Braille - by Honza Groh

Visual Impairment

Displays transmit a large amount of information on a relatively small space in visual form. Especially users with visual impairment can be limited in their use. Not only complete blindness has to be considered here, but also problems resulting from poor eyesight because of age or red/green-color blindness.

When designing the layout the size of the individual elements has to be considered, as well as their contrast with the background, which have to meet minimum requirements. For people with red/green-color blindness elements that only differ in these two colors should not be used.

So-called Screen Reader offer help for people with visual impairment as well. These are text-to-speech-applications that describe the content of the screen and thus enable blind people to use the display as well.

Hearing Impairment / Deafness

The causes of hearing impairment are diverse, whether related to old age, as a result of an illness or as a result of noise. As a result the person in question loses part of his ability to hear or becomes completely deaf. 

During an emergency call it is important to help people with hearing impairment in particular. Current emergency call devices possess outputs to control pictograms, which can signal the connection buildup and the established connection. By using a display explaining texts can also be used besides the pictograms. If the displays are equipped with a touchscreen the user can switch the language as well. 

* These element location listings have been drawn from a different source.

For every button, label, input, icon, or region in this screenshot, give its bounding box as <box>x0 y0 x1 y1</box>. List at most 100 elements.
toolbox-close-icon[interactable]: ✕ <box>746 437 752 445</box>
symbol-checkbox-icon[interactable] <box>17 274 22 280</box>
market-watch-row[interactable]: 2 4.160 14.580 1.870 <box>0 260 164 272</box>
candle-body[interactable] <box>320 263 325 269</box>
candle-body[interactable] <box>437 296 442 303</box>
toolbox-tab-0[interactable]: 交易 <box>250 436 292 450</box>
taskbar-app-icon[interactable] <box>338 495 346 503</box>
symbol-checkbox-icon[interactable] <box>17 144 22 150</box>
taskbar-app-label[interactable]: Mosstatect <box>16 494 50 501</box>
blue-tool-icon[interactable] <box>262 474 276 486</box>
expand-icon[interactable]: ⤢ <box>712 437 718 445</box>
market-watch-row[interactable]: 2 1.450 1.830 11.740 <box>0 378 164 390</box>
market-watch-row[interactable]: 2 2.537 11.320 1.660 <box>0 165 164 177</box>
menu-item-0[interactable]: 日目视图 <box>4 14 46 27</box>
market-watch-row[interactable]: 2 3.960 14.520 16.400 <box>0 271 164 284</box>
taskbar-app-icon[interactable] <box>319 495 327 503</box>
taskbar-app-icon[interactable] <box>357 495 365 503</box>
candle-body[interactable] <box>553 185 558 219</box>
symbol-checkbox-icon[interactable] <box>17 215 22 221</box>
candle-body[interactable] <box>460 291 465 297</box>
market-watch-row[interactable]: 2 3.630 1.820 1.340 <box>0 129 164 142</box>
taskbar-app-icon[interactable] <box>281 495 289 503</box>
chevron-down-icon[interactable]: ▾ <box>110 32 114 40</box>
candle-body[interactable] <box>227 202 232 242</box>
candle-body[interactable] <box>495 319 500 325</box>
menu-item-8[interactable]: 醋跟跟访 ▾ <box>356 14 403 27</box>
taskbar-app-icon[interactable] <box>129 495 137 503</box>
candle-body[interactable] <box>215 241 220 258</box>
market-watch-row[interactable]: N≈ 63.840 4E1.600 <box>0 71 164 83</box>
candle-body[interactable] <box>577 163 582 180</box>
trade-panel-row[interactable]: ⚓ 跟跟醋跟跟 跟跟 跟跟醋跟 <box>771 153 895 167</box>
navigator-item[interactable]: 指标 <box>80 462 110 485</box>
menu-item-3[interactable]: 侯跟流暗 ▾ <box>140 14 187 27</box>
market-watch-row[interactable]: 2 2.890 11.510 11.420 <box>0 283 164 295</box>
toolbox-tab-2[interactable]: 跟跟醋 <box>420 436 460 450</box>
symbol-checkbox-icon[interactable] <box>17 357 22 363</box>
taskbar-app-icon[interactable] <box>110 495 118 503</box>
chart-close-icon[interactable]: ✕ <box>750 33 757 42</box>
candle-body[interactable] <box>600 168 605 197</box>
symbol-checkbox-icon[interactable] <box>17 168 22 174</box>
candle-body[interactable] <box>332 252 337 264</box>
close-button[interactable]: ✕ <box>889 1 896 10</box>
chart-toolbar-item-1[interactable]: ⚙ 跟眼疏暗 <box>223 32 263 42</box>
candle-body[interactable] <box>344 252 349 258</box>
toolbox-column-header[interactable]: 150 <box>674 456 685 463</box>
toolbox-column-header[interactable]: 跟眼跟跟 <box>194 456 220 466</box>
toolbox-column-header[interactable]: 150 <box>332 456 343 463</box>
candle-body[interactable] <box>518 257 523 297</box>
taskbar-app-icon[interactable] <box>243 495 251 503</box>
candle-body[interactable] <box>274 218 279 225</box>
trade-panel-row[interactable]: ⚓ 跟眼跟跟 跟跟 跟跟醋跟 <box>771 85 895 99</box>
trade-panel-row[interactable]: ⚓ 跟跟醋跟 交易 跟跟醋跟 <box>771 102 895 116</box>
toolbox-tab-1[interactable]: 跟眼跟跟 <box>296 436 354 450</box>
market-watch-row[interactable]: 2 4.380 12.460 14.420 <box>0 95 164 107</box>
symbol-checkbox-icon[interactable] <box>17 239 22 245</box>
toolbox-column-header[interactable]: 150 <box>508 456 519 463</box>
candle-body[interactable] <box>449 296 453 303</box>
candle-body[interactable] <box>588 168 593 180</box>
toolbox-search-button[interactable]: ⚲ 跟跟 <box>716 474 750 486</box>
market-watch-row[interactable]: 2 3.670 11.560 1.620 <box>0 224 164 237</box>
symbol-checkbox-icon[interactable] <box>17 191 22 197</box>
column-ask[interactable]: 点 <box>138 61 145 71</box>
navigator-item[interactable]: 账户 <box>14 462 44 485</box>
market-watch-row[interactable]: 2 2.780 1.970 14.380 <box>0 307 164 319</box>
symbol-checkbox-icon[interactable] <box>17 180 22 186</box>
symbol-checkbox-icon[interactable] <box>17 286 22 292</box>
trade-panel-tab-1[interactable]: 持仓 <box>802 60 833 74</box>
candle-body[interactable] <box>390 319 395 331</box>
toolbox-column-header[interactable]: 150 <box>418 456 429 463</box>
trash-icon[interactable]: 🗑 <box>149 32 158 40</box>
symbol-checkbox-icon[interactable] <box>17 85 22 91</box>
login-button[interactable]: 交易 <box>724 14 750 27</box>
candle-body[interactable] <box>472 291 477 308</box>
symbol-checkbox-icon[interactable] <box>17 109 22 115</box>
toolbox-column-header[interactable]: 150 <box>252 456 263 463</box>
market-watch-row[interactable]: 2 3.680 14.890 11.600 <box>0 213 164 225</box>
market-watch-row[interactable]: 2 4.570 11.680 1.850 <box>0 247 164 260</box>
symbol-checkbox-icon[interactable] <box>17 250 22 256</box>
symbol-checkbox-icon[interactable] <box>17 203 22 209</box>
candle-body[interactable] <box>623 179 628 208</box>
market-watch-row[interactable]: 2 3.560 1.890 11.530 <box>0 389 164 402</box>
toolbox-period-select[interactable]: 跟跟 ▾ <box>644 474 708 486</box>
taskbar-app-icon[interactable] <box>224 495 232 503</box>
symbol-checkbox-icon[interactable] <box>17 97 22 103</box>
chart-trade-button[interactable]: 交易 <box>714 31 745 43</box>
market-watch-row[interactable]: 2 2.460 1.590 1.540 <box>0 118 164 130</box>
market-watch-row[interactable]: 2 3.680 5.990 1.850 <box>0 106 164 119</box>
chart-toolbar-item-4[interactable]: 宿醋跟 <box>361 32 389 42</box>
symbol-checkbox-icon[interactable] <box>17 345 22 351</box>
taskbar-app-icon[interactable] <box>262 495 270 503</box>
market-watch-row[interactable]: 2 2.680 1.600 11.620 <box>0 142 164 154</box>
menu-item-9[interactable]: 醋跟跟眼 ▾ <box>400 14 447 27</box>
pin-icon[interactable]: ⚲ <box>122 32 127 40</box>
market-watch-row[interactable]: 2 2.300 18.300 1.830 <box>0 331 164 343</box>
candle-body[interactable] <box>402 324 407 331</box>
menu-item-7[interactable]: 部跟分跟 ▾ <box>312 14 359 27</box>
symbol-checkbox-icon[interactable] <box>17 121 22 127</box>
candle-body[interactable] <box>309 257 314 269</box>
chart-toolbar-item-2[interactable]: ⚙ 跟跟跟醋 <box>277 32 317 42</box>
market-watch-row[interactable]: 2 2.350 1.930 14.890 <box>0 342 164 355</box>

Dyslexia or Foreign Language


Foreign language users of the display and people with dyslexia are not able, or able in a limited way, to recognize the content of written text on a display. The use of pictograms can help to understand the content here. For users of foreign languages there is the possibility to choose the language of the user interface, for example, by selecting the flag of the respective country.

Size and Angle

Not only people in a wheelchair have a different viewing anlge towards the displays in a lift. Children using the lift need displays to portray the image accurately from a 6 o'clock - position as well. The display must not have strong color changes or changes in contrast when viewed from below or from the side.